Selasa, 22 Maret 2016

Bertanggungjawab pada Pilihan

Jarak membuat semuanya seakan berbeda. Ia membuat semuanya seolah tidak lagi seperti waktu dulu. Hiperbolis. Tapi semua ini bukan saja masalah jarak khan? Mengapa jarak yang selalu dipersalahkan? Bukankah tantangannya terletak pada "saling"? Kemauan untuk tetap saling menjaga satu sama lain. Kemauan untuk saling setia meskipun jarak memisahkan. Kemauan untuk saling menjaga komitmen meskipun tanpa ikrar. Di satu waktu, pikiranku melayang sedang apa kau disana? Masihkah kamu mengingatku seperti aku disini yang selalu mengingatmu? Nanti jika kita bertemu, akankah binar mata itu tetap sama seperti kamu biasa memandangku waktu itu? Apakah senyum hangat itu masih ada ketika kamu datang menyambutku nanti?

Sudah berapa banyak hari aku lalui sendiri. Aku melakukan semuanya tanpa kamu. Aku belajar untuk membiasakan diri namun aku tetap tak biasa. Aku harus tapi aku tak mampu. Aaaargh, ingatan kebersamaan denganmu terlalu melekat kuat di otakku. Di satu sisi, kehidupanku harus tetap berjalan dengan semestinya. Tapi di lain sisi, aku berusaha keras untuk menggenggam hati ini erat-erat supaya jangan lari kemana. Aku masih ingin menjaganya untukmu.

Sempat terpikir untuk menyerah saja. Toh aku tidak yakin apakah hatimu disana masih kau jaga untukku seperti hati ini yang kujaga kuat-kuat. Sempat terpikir untuk mundur saja. Toh disana akan banyak wanita yang bisa menemanimu kapanpun kau mau. Aku hanya mampu hadir berwujud tulisan dan suara. Tidak berguna.

Apa yang sedang kujalani saat ini? Semua penuh ketidakpastian.
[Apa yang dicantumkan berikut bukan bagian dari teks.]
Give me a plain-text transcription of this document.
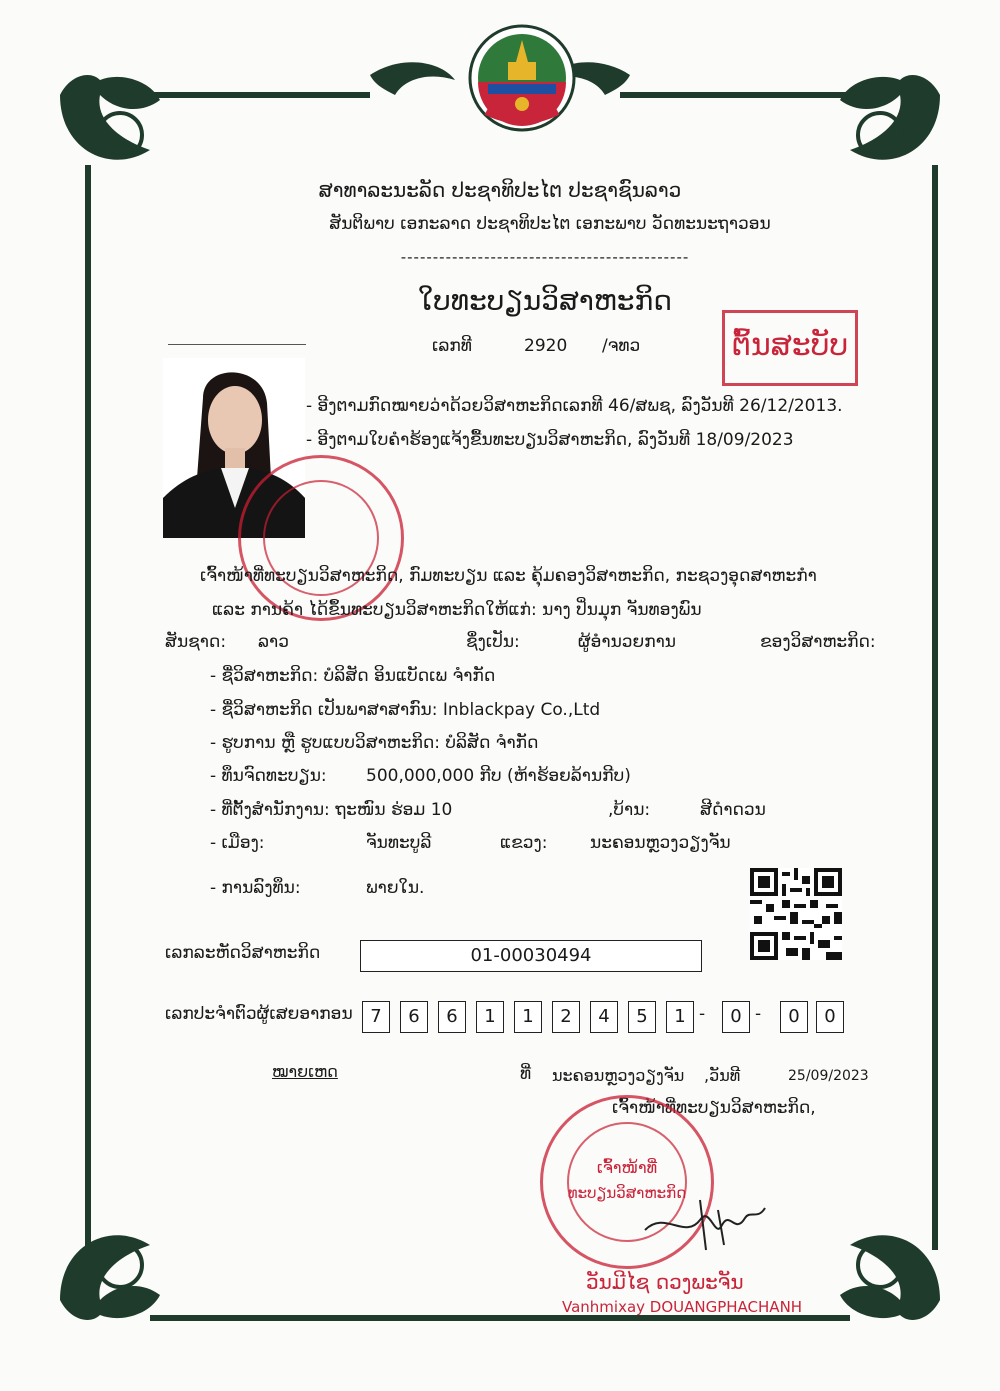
ສາທາລະນະລັດ ປະຊາທິປະໄຕ ປະຊາຊົນລາວ
ສັນຕິພາບ ເອກະລາດ ປະຊາທິປະໄຕ ເອກະພາບ ວັດທະນະຖາວອນ
---------------------------------------------
ໃບທະບຽນວິສາຫະກິດ
ເລກທີ	2920 /ຈທວ	ຕົ້ນສະບັບ
- ອີງຕາມກົດໝາຍວ່າດ້ວຍວິສາຫະກິດເລກທີ 46/ສພຊ, ລົງວັນທີ 26/12/2013.
- ອີງຕາມໃບຄໍາຮ້ອງແຈ້ງຂື້ນທະບຽນວິສາຫະກິດ, ລົງວັນທີ 18/09/2023
ເຈົ້າໜ້າທີ່ທະບຽນວິສາຫະກິດ, ກົມທະບຽນ ແລະ ຄຸ້ມຄອງວິສາຫະກິດ, ກະຊວງອຸດສາຫະກໍາ
ແລະ ການຄ້າ ໄດ້ຂຶ້ນທະບຽນວິສາຫະກິດໃຫ້ແກ່: ນາງ ປິ່ນມຸກ ຈັນທອງພົນ
ສັນຊາດ: ລາວ	ຊຶ່ງເປັນ:	ຜູ້ອໍານວຍການ	ຂອງວິສາຫະກິດ:
- ຊື່ວິສາຫະກິດ: ບໍລິສັດ ອິນແບັດເພ ຈໍາກັດ
- ຊື່ວິສາຫະກິດ ເປັນພາສາສາກົນ: Inblackpay Co.,Ltd
- ຮູບການ ຫຼື ຮູບແບບວິສາຫະກິດ: ບໍລິສັດ ຈໍາກັດ
- ທຶນຈົດທະບຽນ: 500,000,000 ກີບ (ຫ້າຮ້ອຍລ້ານກີບ)
- ທີ່ຕັ້ງສໍານັກງານ: ຖະໜົນ ຮ່ອມ 10	,ບ້ານ:	ສີດໍາດວນ
- ເມືອງ:	ຈັນທະບູລີ	ແຂວງ:	ນະຄອນຫຼວງວຽງຈັນ
- ການລົງທຶນ:	ພາຍໃນ.
ເລກລະຫັດວິສາຫະກິດ	01-00030494
ເລກປະຈໍາຕົວຜູ້ເສຍອາກອນ 7	6	6	1	1	2	4	5	1 -	0 -	0	0
ໝາຍເຫດ	ທີ່ ນະຄອນຫຼວງວຽງຈັນ ,ວັນທີ	25/09/2023
ເຈົ້າໜ້າທີ່ທະບຽນວິສາຫະກິດ,
ເຈົ້າໜ້າທີ່
ທະບຽນວິສາຫະກິດ
ວັນມີໄຊ ດວງພະຈັນ
Vanhmixay DOUANGPHACHANH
Dulu kita pernah berharap akan segera bersama lagi setelah ini semua selesai. Tapi apakah ada garansi untuk itu? Semua masih dalam taraf "mungkin" dan "semoga saja" khan? Siapa yang berani menjamin? Kita berdua terlalu takut untuk menentukan garis finish kita sendiri. Kita pun takut walau hanya sekedar mereka-reka akan dibawa kemana hubungan ini. Terkadang aku bingung, hati ini milik siapa. Lelah? Iya.

Setiap kali aku bimbang, setiap kali pula aku berdoa dan aku merasa dikuatkan. Bahwa meskipun aku menjalani hal yang tidak pasti. Meskipun aku bingung hati ini milik siapa. Ada pengharapan besar didalamnya. Ada niat untuk tetap bertahan saja menunggumu entah sampai kapan. Bertahan untuk kita mungkin akan bersama lagi setelah perpisahan sementara ini. Bertahan demi ketidakpastian yang nantinya mungkin akan menjadi pasti. Apakah terlalu naif, jika aku masih ingin bertahan dalam ketidakpastian ini? Bola ada di tanganmu, aku menunggumu untuk memutuskan akan dibawa kemana bola itu.

Aku memilih kamu. Aku masih sepenuhnya untuk kamu. Ini pilihanku dan sudah sepatutnya aku bertanggungjawab atas pilihanku sendiri. Jika aku boleh meminta, tolong bantu kuatkan aku dengan membuatku yakin bahwa kamu pun masih akan menjaga hati untukku. Buat aku percaya diri bahwa aku masih satu-satunya orang di hatimu dan tidak dengan yang lain. Sampai kapan? Mungkin sampai Tuhan berkata ya atau tidak? Lagi-lagi mungkin.